I swear to god, one day I’m going to suffer some spinal injury because of one of these assholes. When it gets really bad, I just push back against the offending bag, Pardon me, all that jerking of the train.

Oh, the countless times I’ve changed cars because of this. And the funny thing is, sometimes the fucking brats will throw eyes of daggers my way once they realize that I’ve moved away from them instead of simply getting off. As if my changing cars has called attention to their degenerate behavior. Yeah, bitches, suck it. Or, better yet, just STFU, and people won’t avoid you like the plague.

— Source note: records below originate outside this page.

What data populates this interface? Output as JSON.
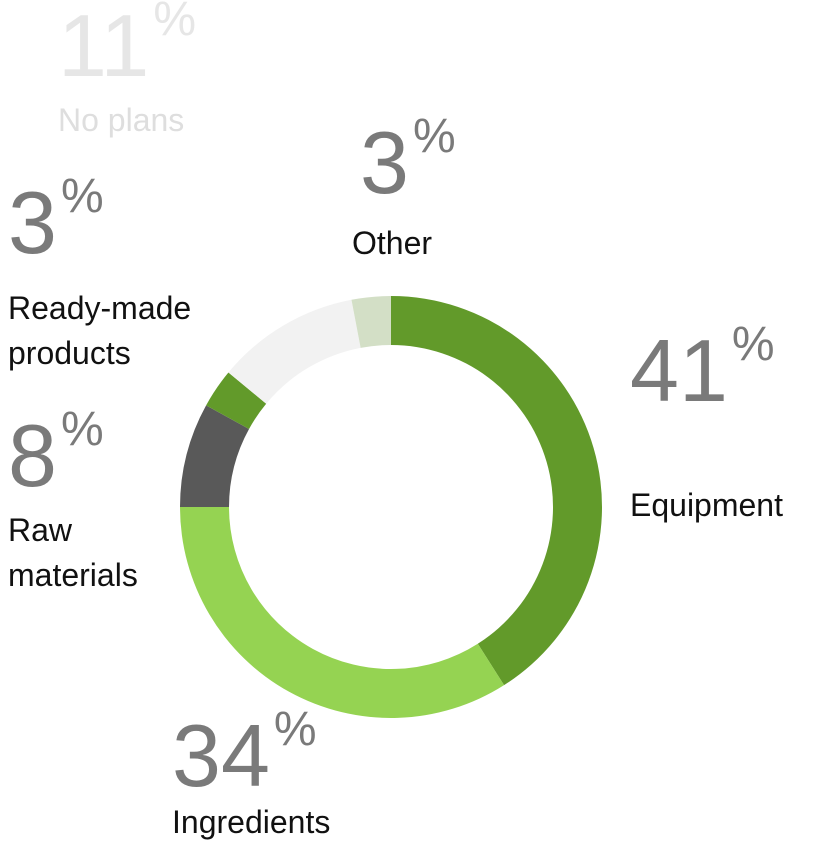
{
  "chart_data": {
    "type": "donut",
    "categories": [
      "Equipment",
      "Ingredients",
      "Raw materials",
      "Ready-made products",
      "No plans",
      "Other"
    ],
    "values": [
      41,
      34,
      8,
      3,
      11,
      3
    ],
    "unit": "%",
    "colors": [
      "#629a2a",
      "#95d352",
      "#595959",
      "#629a2a",
      "#f2f2f2",
      "#d3dfc6"
    ]
  }
}
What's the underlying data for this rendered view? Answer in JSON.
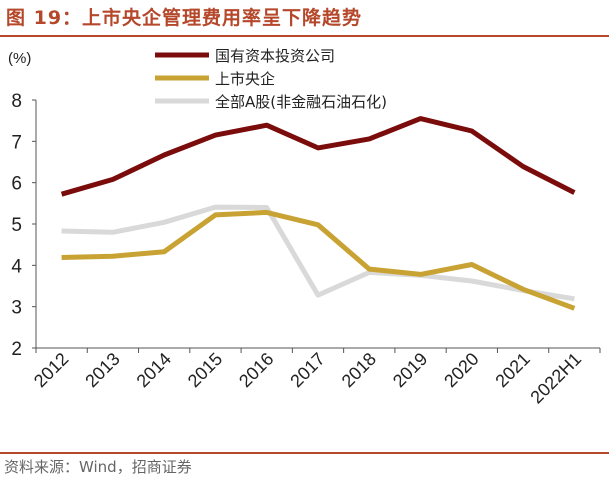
{
  "figure": {
    "title": "图 19：上市央企管理费用率呈下降趋势",
    "source": "资料来源：Wind，招商证券"
  },
  "chart_data": {
    "type": "line",
    "title": "",
    "xlabel": "",
    "ylabel": "",
    "unit_label": "(%)",
    "categories": [
      "2012",
      "2013",
      "2014",
      "2015",
      "2016",
      "2017",
      "2018",
      "2019",
      "2020",
      "2021",
      "2022H1"
    ],
    "ylim": [
      2,
      8
    ],
    "yticks": [
      2,
      3,
      4,
      5,
      6,
      7,
      8
    ],
    "grid": false,
    "legend_position": "top",
    "series": [
      {
        "name": "国有资本投资公司",
        "color": "#7b0c0c",
        "values": [
          5.72,
          6.08,
          6.67,
          7.15,
          7.39,
          6.84,
          7.06,
          7.55,
          7.25,
          6.39,
          5.76
        ]
      },
      {
        "name": "上市央企",
        "color": "#c9a234",
        "values": [
          4.19,
          4.22,
          4.33,
          5.22,
          5.28,
          4.98,
          3.91,
          3.78,
          4.02,
          3.42,
          2.96
        ]
      },
      {
        "name": "全部A股(非金融石油石化)",
        "color": "#d9d9d9",
        "values": [
          4.83,
          4.8,
          5.04,
          5.41,
          5.4,
          3.28,
          3.83,
          3.76,
          3.62,
          3.39,
          3.19
        ]
      }
    ]
  }
}
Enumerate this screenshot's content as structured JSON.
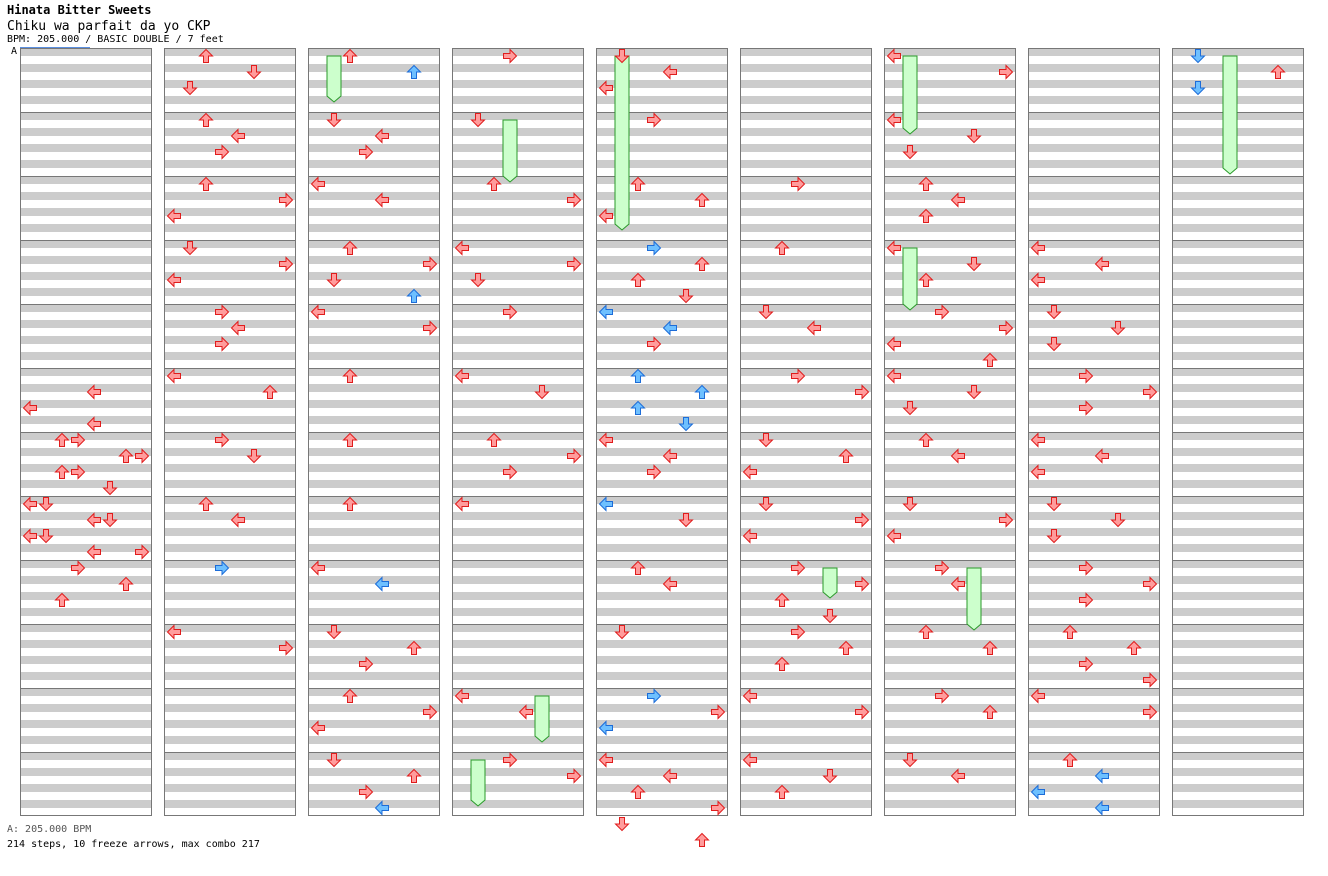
{
  "header": {
    "artist": "Hinata Bitter Sweets",
    "title": "Chiku wa parfait da yo CKP",
    "info": "BPM: 205.000 / BASIC DOUBLE / 7 feet",
    "section_marker": "A"
  },
  "footer": {
    "bpm_line": "A: 205.000 BPM",
    "summary": "214 steps, 10 freeze arrows, max combo 217"
  },
  "chart_data": {
    "type": "step-chart",
    "style": "DOUBLE",
    "difficulty": "BASIC",
    "feet": 7,
    "bpm": 205.0,
    "steps": 214,
    "freeze_arrows": 10,
    "max_combo": 217,
    "columns": 9,
    "measures_per_column": 12,
    "rows_per_measure": 8,
    "lanes": [
      "L1",
      "D1",
      "U1",
      "R1",
      "L2",
      "D2",
      "U2",
      "R2"
    ],
    "colors": {
      "note": "#ff9c9c",
      "note_stroke": "#e01c1c",
      "alt_note": "#6ec0ff",
      "alt_stroke": "#1c6cd8",
      "freeze": "#ccffcc",
      "freeze_stroke": "#2a9a2a",
      "band": "#cccccc",
      "grid": "#777777"
    },
    "notes": [
      [
        0,
        5,
        1,
        "L"
      ],
      [
        0,
        5,
        2,
        "L"
      ],
      [
        0,
        5,
        3,
        "L"
      ],
      [
        0,
        5,
        4,
        "R"
      ],
      [
        0,
        5,
        5,
        "R"
      ],
      [
        0,
        5,
        6,
        "R"
      ],
      [
        0,
        6,
        0,
        "U"
      ],
      [
        0,
        6,
        1,
        "U"
      ],
      [
        0,
        6,
        2,
        "U"
      ],
      [
        0,
        6,
        3,
        "D"
      ],
      [
        0,
        6,
        4,
        "D"
      ],
      [
        0,
        6,
        5,
        "D"
      ],
      [
        0,
        6,
        6,
        "L"
      ],
      [
        0,
        6,
        7,
        "L"
      ],
      [
        0,
        7,
        0,
        "L"
      ],
      [
        0,
        7,
        1,
        "L"
      ],
      [
        0,
        7,
        2,
        "D"
      ],
      [
        0,
        7,
        3,
        "R"
      ],
      [
        0,
        7,
        4,
        "R"
      ],
      [
        0,
        7,
        5,
        "U"
      ],
      [
        0,
        7,
        6,
        "U"
      ],
      [
        1,
        0,
        0,
        "U"
      ],
      [
        1,
        0,
        1,
        "D"
      ],
      [
        1,
        0,
        2,
        "D"
      ],
      [
        1,
        1,
        0,
        "U"
      ],
      [
        1,
        1,
        1,
        "L"
      ],
      [
        1,
        1,
        2,
        "R"
      ],
      [
        1,
        2,
        0,
        "U"
      ],
      [
        1,
        2,
        1,
        "R"
      ],
      [
        1,
        2,
        2,
        "L"
      ],
      [
        1,
        3,
        0,
        "D"
      ],
      [
        1,
        3,
        1,
        "R"
      ],
      [
        1,
        3,
        2,
        "L"
      ],
      [
        1,
        4,
        0,
        "R"
      ],
      [
        1,
        4,
        1,
        "L"
      ],
      [
        1,
        4,
        2,
        "R"
      ],
      [
        1,
        5,
        0,
        "L"
      ],
      [
        1,
        5,
        1,
        "U"
      ],
      [
        1,
        6,
        0,
        "R"
      ],
      [
        1,
        6,
        1,
        "D"
      ],
      [
        1,
        7,
        0,
        "U"
      ],
      [
        1,
        7,
        1,
        "L"
      ],
      [
        1,
        8,
        0,
        "R",
        "b"
      ],
      [
        1,
        9,
        0,
        "L"
      ],
      [
        1,
        9,
        1,
        "R"
      ],
      [
        2,
        0,
        0,
        "U"
      ],
      [
        2,
        0,
        1,
        "U",
        "b"
      ],
      [
        2,
        1,
        0,
        "D"
      ],
      [
        2,
        1,
        1,
        "L"
      ],
      [
        2,
        1,
        2,
        "R"
      ],
      [
        2,
        2,
        0,
        "L"
      ],
      [
        2,
        2,
        1,
        "L"
      ],
      [
        2,
        3,
        0,
        "U"
      ],
      [
        2,
        3,
        1,
        "R"
      ],
      [
        2,
        3,
        2,
        "D"
      ],
      [
        2,
        3,
        3,
        "U",
        "b"
      ],
      [
        2,
        4,
        0,
        "L"
      ],
      [
        2,
        4,
        1,
        "R"
      ],
      [
        2,
        5,
        0,
        "U"
      ],
      [
        2,
        6,
        0,
        "U"
      ],
      [
        2,
        7,
        0,
        "U"
      ],
      [
        2,
        8,
        0,
        "L"
      ],
      [
        2,
        8,
        1,
        "L",
        "b"
      ],
      [
        2,
        9,
        0,
        "D"
      ],
      [
        2,
        9,
        1,
        "U"
      ],
      [
        2,
        9,
        2,
        "R"
      ],
      [
        2,
        10,
        0,
        "U"
      ],
      [
        2,
        10,
        1,
        "R"
      ],
      [
        2,
        10,
        2,
        "L"
      ],
      [
        2,
        11,
        0,
        "D"
      ],
      [
        2,
        11,
        1,
        "U"
      ],
      [
        2,
        11,
        2,
        "R"
      ],
      [
        2,
        11,
        3,
        "L",
        "b"
      ],
      [
        3,
        0,
        0,
        "R"
      ],
      [
        3,
        1,
        0,
        "D"
      ],
      [
        3,
        2,
        0,
        "U"
      ],
      [
        3,
        2,
        1,
        "R"
      ],
      [
        3,
        3,
        0,
        "L"
      ],
      [
        3,
        3,
        1,
        "R"
      ],
      [
        3,
        3,
        2,
        "D"
      ],
      [
        3,
        4,
        0,
        "R"
      ],
      [
        3,
        5,
        0,
        "L"
      ],
      [
        3,
        5,
        1,
        "D"
      ],
      [
        3,
        6,
        0,
        "U"
      ],
      [
        3,
        6,
        1,
        "R"
      ],
      [
        3,
        6,
        2,
        "R"
      ],
      [
        3,
        7,
        0,
        "L"
      ],
      [
        3,
        10,
        0,
        "L"
      ],
      [
        3,
        10,
        1,
        "L"
      ],
      [
        3,
        11,
        0,
        "R"
      ],
      [
        3,
        11,
        1,
        "R"
      ],
      [
        4,
        0,
        0,
        "D"
      ],
      [
        4,
        0,
        1,
        "L"
      ],
      [
        4,
        0,
        2,
        "L"
      ],
      [
        4,
        1,
        0,
        "R"
      ],
      [
        4,
        2,
        0,
        "U"
      ],
      [
        4,
        2,
        1,
        "U"
      ],
      [
        4,
        2,
        2,
        "L"
      ],
      [
        4,
        3,
        0,
        "R",
        "b"
      ],
      [
        4,
        3,
        1,
        "U"
      ],
      [
        4,
        3,
        2,
        "U"
      ],
      [
        4,
        3,
        3,
        "D"
      ],
      [
        4,
        4,
        0,
        "L",
        "b"
      ],
      [
        4,
        4,
        1,
        "L",
        "b"
      ],
      [
        4,
        4,
        2,
        "R"
      ],
      [
        4,
        5,
        0,
        "U",
        "b"
      ],
      [
        4,
        5,
        1,
        "U",
        "b"
      ],
      [
        4,
        5,
        2,
        "U",
        "b"
      ],
      [
        4,
        5,
        3,
        "D",
        "b"
      ],
      [
        4,
        6,
        0,
        "L"
      ],
      [
        4,
        6,
        1,
        "L"
      ],
      [
        4,
        6,
        2,
        "R"
      ],
      [
        4,
        7,
        0,
        "L",
        "b"
      ],
      [
        4,
        7,
        1,
        "D"
      ],
      [
        4,
        8,
        0,
        "U"
      ],
      [
        4,
        8,
        1,
        "L"
      ],
      [
        4,
        9,
        0,
        "D"
      ],
      [
        4,
        10,
        0,
        "R",
        "b"
      ],
      [
        4,
        10,
        1,
        "R"
      ],
      [
        4,
        10,
        2,
        "L",
        "b"
      ],
      [
        4,
        11,
        0,
        "L"
      ],
      [
        4,
        11,
        1,
        "L"
      ],
      [
        4,
        11,
        2,
        "U"
      ],
      [
        4,
        11,
        3,
        "R"
      ],
      [
        4,
        11,
        4,
        "D"
      ],
      [
        4,
        11,
        5,
        "U"
      ],
      [
        5,
        2,
        0,
        "R"
      ],
      [
        5,
        3,
        0,
        "U"
      ],
      [
        5,
        4,
        0,
        "D"
      ],
      [
        5,
        4,
        1,
        "L"
      ],
      [
        5,
        5,
        0,
        "R"
      ],
      [
        5,
        5,
        1,
        "R"
      ],
      [
        5,
        6,
        0,
        "D"
      ],
      [
        5,
        6,
        1,
        "U"
      ],
      [
        5,
        6,
        2,
        "L"
      ],
      [
        5,
        7,
        0,
        "D"
      ],
      [
        5,
        7,
        1,
        "R"
      ],
      [
        5,
        7,
        2,
        "L"
      ],
      [
        5,
        8,
        0,
        "R"
      ],
      [
        5,
        8,
        1,
        "R"
      ],
      [
        5,
        8,
        2,
        "U"
      ],
      [
        5,
        8,
        3,
        "D"
      ],
      [
        5,
        9,
        0,
        "R"
      ],
      [
        5,
        9,
        1,
        "U"
      ],
      [
        5,
        9,
        2,
        "U"
      ],
      [
        5,
        10,
        0,
        "L"
      ],
      [
        5,
        10,
        1,
        "R"
      ],
      [
        5,
        11,
        0,
        "L"
      ],
      [
        5,
        11,
        1,
        "D"
      ],
      [
        5,
        11,
        2,
        "U"
      ],
      [
        6,
        0,
        0,
        "L"
      ],
      [
        6,
        0,
        1,
        "R"
      ],
      [
        6,
        1,
        0,
        "L"
      ],
      [
        6,
        1,
        1,
        "D"
      ],
      [
        6,
        1,
        2,
        "D"
      ],
      [
        6,
        2,
        0,
        "U"
      ],
      [
        6,
        2,
        1,
        "L"
      ],
      [
        6,
        2,
        2,
        "U"
      ],
      [
        6,
        3,
        0,
        "L"
      ],
      [
        6,
        3,
        1,
        "D"
      ],
      [
        6,
        3,
        2,
        "U"
      ],
      [
        6,
        4,
        0,
        "R"
      ],
      [
        6,
        4,
        1,
        "R"
      ],
      [
        6,
        4,
        2,
        "L"
      ],
      [
        6,
        4,
        3,
        "U"
      ],
      [
        6,
        5,
        0,
        "L"
      ],
      [
        6,
        5,
        1,
        "D"
      ],
      [
        6,
        5,
        2,
        "D"
      ],
      [
        6,
        6,
        0,
        "U"
      ],
      [
        6,
        6,
        1,
        "L"
      ],
      [
        6,
        7,
        0,
        "D"
      ],
      [
        6,
        7,
        1,
        "R"
      ],
      [
        6,
        7,
        2,
        "L"
      ],
      [
        6,
        8,
        0,
        "R"
      ],
      [
        6,
        8,
        1,
        "L"
      ],
      [
        6,
        9,
        0,
        "U"
      ],
      [
        6,
        9,
        1,
        "U"
      ],
      [
        6,
        10,
        0,
        "R"
      ],
      [
        6,
        10,
        1,
        "U"
      ],
      [
        6,
        11,
        0,
        "D"
      ],
      [
        6,
        11,
        1,
        "L"
      ],
      [
        7,
        3,
        0,
        "L"
      ],
      [
        7,
        3,
        1,
        "L"
      ],
      [
        7,
        3,
        2,
        "L"
      ],
      [
        7,
        4,
        0,
        "D"
      ],
      [
        7,
        4,
        1,
        "D"
      ],
      [
        7,
        4,
        2,
        "D"
      ],
      [
        7,
        5,
        0,
        "R"
      ],
      [
        7,
        5,
        1,
        "R"
      ],
      [
        7,
        5,
        2,
        "R"
      ],
      [
        7,
        6,
        0,
        "L"
      ],
      [
        7,
        6,
        1,
        "L"
      ],
      [
        7,
        6,
        2,
        "L"
      ],
      [
        7,
        7,
        0,
        "D"
      ],
      [
        7,
        7,
        1,
        "D"
      ],
      [
        7,
        7,
        2,
        "D"
      ],
      [
        7,
        8,
        0,
        "R"
      ],
      [
        7,
        8,
        1,
        "R"
      ],
      [
        7,
        8,
        2,
        "R"
      ],
      [
        7,
        9,
        0,
        "U"
      ],
      [
        7,
        9,
        1,
        "U"
      ],
      [
        7,
        9,
        2,
        "R"
      ],
      [
        7,
        9,
        3,
        "R"
      ],
      [
        7,
        10,
        0,
        "L"
      ],
      [
        7,
        10,
        1,
        "R"
      ],
      [
        7,
        11,
        0,
        "U"
      ],
      [
        7,
        11,
        1,
        "L",
        "b"
      ],
      [
        7,
        11,
        2,
        "L",
        "b"
      ],
      [
        7,
        11,
        3,
        "L",
        "b"
      ],
      [
        8,
        0,
        0,
        "D",
        "b"
      ],
      [
        8,
        0,
        1,
        "U"
      ],
      [
        8,
        0,
        2,
        "D",
        "b"
      ]
    ],
    "freezes": [
      [
        2,
        0,
        0,
        "D",
        0,
        2.5
      ],
      [
        4,
        0,
        0,
        "D",
        0,
        10.5
      ],
      [
        6,
        0,
        0,
        "D",
        0,
        4.5
      ],
      [
        8,
        0,
        0,
        "D",
        1,
        7
      ],
      [
        3,
        1,
        0,
        "D",
        1,
        3.5
      ],
      [
        6,
        3,
        0,
        "U",
        0,
        3.5
      ],
      [
        6,
        8,
        0,
        "R",
        2,
        3.5
      ],
      [
        5,
        8,
        0,
        "L",
        2,
        1.5
      ],
      [
        3,
        10,
        0,
        "U",
        2,
        2.5
      ],
      [
        3,
        11,
        0,
        "U",
        0,
        2.5
      ]
    ]
  }
}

Please kindly speak for yo’self, sir.

Aw, c’mon–you know that *somebody * had to do it! :wink:

Well, since most routes only have one bus per hour, they’re usually not all that late. But by “read a schedule” what I meant was “look at the route and map information to see what bus number takes you where you want to go”. Don’t just stand at any random bus stop (again, one which generally has the information you need posted on the sign) and when any bus stops, hold up the driver for 10 minutes while he tries to get it through your thick skull that “no, you are not even close to the route that goes there, you can transfer by getting on this bus, or walk to X Street and catch it there etc”. Upon which you repeat your brain dead questions of “so, this doesn’t go to the university?” Lather, rinse, repeat…Meanwhile the commuters on board are thinking up creative ways to bring about your demise, after all, no jury would convict us!